Luther en vient maintenant à la dignité de prêtre conférée à tout croyant: “Étant rois – et les plus libres de tous – nous sommes aussi prêtres pour l’éternité.  C’est là une chose encore plus excellente que la royauté, car, avec le sacerdoce, la dignité nous est donnée de nous présenter devant Dieu, de prier pour les autres et de nous instruire mutuellement des choses de Dieu.  Telles sont en effet les fonctions du  prêtre.  En aucun cas elles ne peuvent appartenir à un incroyant.  Ainsi Christ a obtenu pour nous, si nous croyons en lui, que nous soyons prêtres avec lui, de la même manière que nous sommes ses frères, héritiers et rois avec lui. Nous osons donc venir devant lui avec la foi assurée que donne le Saint Esprit, nous osons nous écrier: Abba, c’est-à-dire, dans la langue que parlait Jésus, Père; nous osons prier l’un pour l’autre et faire tout ce qu’accomplit et représente l’office visible et terrestre des prêtres.  Quant à celui qui ne croit pas, rien ne lui est profitable ni ne coopère à son bonheur: il est lui-même l’esclave de tous et tout contribue à son malheur, parce qu’il se sert de tout pour son intérêt, sans chercher la gloire de Dieu.  Il n’est pas prêtre mais profane: sa prière se change en péché et ne parvient jamais à Dieu car Dieu n’exauce pas les pécheurs.  Qui donc pourra jamais comprendre la grandeur de la condition chrétienne? Rien n’échappe au domaine de son pouvoir royal, pas plus la mort que la vie et le péché… Et la gloire de sa prêtrise est de pouvoir tout auprès de Dieu, car Dieu fait ce qu’il demande et ce qu’il souhaite, selon qu’il est écrit au psaume 145: ‘Il accomplit la volonté de ceux qui le craignent, il exauce leurs supplications et il les sauve.’  Aucune oeuvre ne permet de parvenir à une telle gloire, mais la foi seule.

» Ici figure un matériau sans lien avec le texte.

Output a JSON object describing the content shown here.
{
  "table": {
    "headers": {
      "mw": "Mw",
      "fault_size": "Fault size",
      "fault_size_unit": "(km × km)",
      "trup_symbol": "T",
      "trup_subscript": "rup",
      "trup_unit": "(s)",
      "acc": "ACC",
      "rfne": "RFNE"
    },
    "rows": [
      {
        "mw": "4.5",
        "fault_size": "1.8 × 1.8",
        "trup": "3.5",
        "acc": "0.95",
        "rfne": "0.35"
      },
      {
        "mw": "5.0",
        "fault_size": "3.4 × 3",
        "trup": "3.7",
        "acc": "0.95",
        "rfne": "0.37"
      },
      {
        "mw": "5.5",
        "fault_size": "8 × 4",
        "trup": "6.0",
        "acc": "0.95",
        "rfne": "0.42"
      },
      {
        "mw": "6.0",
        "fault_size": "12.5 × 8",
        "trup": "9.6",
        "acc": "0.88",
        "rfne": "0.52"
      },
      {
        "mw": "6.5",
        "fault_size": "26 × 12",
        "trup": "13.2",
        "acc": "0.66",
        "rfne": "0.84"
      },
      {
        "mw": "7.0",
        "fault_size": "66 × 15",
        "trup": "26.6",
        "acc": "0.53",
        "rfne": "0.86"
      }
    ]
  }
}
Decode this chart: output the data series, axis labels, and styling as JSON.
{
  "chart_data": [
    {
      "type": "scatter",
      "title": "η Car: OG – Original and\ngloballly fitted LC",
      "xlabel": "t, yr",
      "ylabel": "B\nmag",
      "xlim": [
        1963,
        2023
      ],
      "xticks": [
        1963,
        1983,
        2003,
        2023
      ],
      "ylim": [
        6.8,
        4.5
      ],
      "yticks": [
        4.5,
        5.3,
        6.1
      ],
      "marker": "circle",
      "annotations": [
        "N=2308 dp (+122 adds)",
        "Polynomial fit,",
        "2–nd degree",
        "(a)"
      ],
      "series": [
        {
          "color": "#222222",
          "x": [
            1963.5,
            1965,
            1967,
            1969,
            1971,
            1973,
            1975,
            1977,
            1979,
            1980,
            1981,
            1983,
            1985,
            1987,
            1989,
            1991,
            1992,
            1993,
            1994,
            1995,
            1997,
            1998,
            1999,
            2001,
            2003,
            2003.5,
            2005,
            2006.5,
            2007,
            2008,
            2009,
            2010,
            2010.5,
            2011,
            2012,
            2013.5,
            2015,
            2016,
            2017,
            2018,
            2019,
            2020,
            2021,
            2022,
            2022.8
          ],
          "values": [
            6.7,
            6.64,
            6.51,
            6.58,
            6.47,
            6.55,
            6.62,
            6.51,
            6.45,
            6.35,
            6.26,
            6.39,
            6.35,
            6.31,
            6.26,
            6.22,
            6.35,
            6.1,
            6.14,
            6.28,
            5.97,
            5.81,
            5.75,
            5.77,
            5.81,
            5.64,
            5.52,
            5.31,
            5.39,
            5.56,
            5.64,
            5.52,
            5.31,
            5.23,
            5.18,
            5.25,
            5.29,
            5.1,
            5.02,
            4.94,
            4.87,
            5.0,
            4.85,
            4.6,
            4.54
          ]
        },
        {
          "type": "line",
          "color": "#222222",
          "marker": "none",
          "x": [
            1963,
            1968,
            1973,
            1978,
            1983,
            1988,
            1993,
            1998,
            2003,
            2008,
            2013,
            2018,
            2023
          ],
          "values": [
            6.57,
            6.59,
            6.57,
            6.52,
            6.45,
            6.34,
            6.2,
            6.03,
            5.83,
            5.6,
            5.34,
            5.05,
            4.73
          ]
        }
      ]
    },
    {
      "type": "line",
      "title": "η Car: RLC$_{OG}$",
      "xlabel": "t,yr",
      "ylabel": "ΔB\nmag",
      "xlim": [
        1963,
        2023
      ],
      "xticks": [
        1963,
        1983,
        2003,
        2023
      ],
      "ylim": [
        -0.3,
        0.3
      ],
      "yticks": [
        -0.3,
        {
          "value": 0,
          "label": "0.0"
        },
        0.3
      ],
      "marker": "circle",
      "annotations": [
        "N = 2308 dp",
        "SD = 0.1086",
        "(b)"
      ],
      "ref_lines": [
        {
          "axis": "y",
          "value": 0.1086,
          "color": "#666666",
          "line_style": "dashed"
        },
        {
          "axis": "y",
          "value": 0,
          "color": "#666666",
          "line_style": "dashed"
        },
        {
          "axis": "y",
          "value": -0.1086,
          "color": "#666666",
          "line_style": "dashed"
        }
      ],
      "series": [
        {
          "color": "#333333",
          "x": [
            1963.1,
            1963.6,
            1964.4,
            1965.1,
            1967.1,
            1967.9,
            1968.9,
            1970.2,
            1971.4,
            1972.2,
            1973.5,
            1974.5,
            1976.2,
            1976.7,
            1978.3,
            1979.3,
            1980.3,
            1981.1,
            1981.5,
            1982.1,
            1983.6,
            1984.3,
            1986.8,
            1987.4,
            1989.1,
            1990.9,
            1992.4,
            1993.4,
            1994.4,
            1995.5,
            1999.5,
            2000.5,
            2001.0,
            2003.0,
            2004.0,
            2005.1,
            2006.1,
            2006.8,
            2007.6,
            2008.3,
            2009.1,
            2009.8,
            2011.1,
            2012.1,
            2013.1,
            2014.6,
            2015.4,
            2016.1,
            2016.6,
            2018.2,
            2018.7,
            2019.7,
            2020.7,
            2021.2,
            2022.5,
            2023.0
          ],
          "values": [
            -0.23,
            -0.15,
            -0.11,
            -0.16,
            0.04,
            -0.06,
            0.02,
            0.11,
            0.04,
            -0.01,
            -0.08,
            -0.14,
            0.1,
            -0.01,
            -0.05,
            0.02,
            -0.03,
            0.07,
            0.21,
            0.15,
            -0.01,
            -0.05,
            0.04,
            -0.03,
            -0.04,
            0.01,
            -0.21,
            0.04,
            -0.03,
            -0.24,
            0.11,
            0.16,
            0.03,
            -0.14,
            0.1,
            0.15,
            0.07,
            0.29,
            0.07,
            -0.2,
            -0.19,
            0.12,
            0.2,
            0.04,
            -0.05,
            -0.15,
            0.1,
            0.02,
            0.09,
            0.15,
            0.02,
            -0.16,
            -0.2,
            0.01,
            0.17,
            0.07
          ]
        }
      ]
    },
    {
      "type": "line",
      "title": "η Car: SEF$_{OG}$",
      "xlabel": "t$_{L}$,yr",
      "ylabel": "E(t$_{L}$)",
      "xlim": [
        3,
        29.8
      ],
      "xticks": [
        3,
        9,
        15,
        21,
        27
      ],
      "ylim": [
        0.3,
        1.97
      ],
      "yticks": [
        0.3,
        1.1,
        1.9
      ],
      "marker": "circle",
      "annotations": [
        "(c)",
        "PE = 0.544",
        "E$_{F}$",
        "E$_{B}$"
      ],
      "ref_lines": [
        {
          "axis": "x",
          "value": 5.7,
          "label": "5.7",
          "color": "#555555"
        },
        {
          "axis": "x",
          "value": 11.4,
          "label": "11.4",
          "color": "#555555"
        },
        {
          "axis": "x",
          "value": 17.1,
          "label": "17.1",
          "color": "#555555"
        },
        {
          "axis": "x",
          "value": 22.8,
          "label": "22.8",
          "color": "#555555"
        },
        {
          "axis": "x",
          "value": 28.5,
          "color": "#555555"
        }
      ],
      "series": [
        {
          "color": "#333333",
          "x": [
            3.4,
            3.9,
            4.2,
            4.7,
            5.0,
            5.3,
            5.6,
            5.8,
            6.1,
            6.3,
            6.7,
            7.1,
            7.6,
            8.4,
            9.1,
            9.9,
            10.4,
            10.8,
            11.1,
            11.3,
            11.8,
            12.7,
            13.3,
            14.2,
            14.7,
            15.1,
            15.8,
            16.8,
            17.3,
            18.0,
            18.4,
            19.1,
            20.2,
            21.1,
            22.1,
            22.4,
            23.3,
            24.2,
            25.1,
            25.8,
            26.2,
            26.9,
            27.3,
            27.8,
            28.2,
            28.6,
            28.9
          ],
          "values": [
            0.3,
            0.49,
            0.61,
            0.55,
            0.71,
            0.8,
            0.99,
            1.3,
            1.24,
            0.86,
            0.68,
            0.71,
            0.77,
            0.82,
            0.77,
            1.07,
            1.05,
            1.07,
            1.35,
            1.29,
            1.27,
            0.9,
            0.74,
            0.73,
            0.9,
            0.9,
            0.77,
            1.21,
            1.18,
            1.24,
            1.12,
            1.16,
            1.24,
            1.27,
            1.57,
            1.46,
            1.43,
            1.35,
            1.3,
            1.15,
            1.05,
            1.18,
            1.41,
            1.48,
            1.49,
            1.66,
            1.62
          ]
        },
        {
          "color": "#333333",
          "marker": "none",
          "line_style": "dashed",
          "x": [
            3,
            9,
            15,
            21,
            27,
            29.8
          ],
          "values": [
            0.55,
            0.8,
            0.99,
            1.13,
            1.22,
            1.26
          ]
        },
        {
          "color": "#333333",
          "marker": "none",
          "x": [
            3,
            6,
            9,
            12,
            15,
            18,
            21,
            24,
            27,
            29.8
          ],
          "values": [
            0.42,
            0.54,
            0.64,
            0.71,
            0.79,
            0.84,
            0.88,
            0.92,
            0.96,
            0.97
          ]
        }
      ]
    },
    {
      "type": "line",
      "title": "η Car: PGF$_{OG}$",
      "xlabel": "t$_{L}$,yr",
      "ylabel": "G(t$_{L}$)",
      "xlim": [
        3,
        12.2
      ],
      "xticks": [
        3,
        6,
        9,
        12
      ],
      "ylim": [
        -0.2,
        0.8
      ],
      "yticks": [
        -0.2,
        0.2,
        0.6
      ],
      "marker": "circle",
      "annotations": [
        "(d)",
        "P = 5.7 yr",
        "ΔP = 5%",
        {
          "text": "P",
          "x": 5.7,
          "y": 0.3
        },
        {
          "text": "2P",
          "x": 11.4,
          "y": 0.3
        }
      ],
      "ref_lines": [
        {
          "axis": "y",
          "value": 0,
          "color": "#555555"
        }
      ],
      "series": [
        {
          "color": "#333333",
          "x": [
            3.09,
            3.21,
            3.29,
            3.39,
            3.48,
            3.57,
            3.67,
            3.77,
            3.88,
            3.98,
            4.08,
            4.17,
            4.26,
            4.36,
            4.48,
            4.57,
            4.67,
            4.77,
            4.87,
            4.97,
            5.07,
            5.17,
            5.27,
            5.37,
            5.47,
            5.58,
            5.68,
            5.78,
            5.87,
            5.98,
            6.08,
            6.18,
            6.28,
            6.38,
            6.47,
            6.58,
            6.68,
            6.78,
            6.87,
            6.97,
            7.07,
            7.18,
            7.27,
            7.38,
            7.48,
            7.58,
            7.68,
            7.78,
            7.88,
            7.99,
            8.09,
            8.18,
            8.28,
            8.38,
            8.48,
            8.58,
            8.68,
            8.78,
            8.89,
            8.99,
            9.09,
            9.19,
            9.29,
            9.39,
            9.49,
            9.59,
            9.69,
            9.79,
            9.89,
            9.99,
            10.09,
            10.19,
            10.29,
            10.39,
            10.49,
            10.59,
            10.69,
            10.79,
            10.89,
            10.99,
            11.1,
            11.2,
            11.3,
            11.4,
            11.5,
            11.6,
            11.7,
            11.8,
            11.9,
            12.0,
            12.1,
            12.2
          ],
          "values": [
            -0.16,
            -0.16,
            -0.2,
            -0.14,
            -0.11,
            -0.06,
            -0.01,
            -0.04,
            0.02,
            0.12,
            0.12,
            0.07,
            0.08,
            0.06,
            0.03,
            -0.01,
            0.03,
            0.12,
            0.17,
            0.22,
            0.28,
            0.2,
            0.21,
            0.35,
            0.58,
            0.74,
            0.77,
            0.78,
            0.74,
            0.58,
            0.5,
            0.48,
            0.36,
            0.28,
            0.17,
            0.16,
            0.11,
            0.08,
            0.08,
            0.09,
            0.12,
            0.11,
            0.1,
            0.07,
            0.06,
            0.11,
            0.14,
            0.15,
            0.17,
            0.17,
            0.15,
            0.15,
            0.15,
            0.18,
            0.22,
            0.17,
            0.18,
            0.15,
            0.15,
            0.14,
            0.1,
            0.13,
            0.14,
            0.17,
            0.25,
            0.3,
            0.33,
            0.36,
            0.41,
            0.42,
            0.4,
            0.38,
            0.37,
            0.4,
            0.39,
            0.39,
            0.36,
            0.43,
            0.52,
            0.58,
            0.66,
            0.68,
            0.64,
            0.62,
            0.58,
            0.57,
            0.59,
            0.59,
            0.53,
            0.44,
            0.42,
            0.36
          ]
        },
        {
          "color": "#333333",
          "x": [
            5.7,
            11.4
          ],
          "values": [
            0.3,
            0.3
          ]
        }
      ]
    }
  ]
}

Après cela, Luther conclut sur ce passage: “Chacun peut donc voir clairement comment le chrétien est un homme libre à l’égard de toutes choses.  Il n’a besoin d’aucune oeuvre pour être juste et sauvé: la foi seule procure ces choses avec abondance (…)

Mais, dira-t-on, si, dans l’Église, tous sont des prêtres, comment distinguer des laïques ceux que nous considérons comme tels?  Ma réponse est que l’on a déformé le sens de ces termes: ‘prêtre’, ‘clerc’, ‘spirituel’, ‘ecclésiastique’, en les dérobant aux autres chrétiens pour ne les appliquer qu’à un petit nombre, ceux qu’on qualifie aujourd’hui d’ecclésiastiques’.  Car l’Écriture Sainte n’établit aucune distinction entre les uns et les autres, si ce n’est qu’elle les appelle ministres, serviteurs et économes.  Elle veut qu’ils soient au service des autres, dans le ministère de la Parole, pour enseigner la foi de Christ et la liberté des fidèles.  Car s’il est vrai que nous sommes tous également prêtres, nous ne pouvons cependant pas tous être chargés du service et de l’enseignement publics (…)  Pour revenir à notre propos, il est clair qu’il ne suffit pas et qu’il n’est pas chrétien de prêcher une simple connaissance historique de Christ, de ses oeuvres, de sa vie et de ses paroles.  Il n’y a pas là quelques faits qu’il suffirait de connaître, en guise d’exemple, pour la conduite de notre vie.  C’est pourtant ainsi que prêchent les meilleurs à l’heure actuelle.  Que dire alors de ceux qui, à ce sujet, gardent le silence le plus entier et qui enseignent en revanche des lois humaines et les décisions de la tradition des pères de l’Église!  Il y en a aussi beaucoup, enfin,  qui n’enseignent Christ que pour remuer les sentiments: s’attendrir sur Christ, s’emporter contre les Juifs et autres divagations efféminées et puériles.  Il faut, au contraire, qu’on le prêche avec pour seul but de susciter la foi en lui et qu’ainsi il ne soit pas seulement Christ, mais Christ pour toi et Christ pour moi, et qu’il opère en nous ce qui est dit de lui et ce que son nom même signifie.  Cette foi surgit et elle se perpétue lorsque l’on annonce la venue de Christ avec la raison de cette venue, avec ce qu’il apporte et ce qu’il a donné, et de quelle manière on l’accueille et avec quel fruit.  C’est ce qui a lieu lorsque l’on enseigne la liberté chrétienne que nous tenons de lui; de quelle manière, tant que nous sommes, tous les chrétiens sont rois et prêtres et comment nous sommes maîtres de toutes choses en lui; étant assurés que tout ce que nous faisons est agréable aux yeux de Dieu.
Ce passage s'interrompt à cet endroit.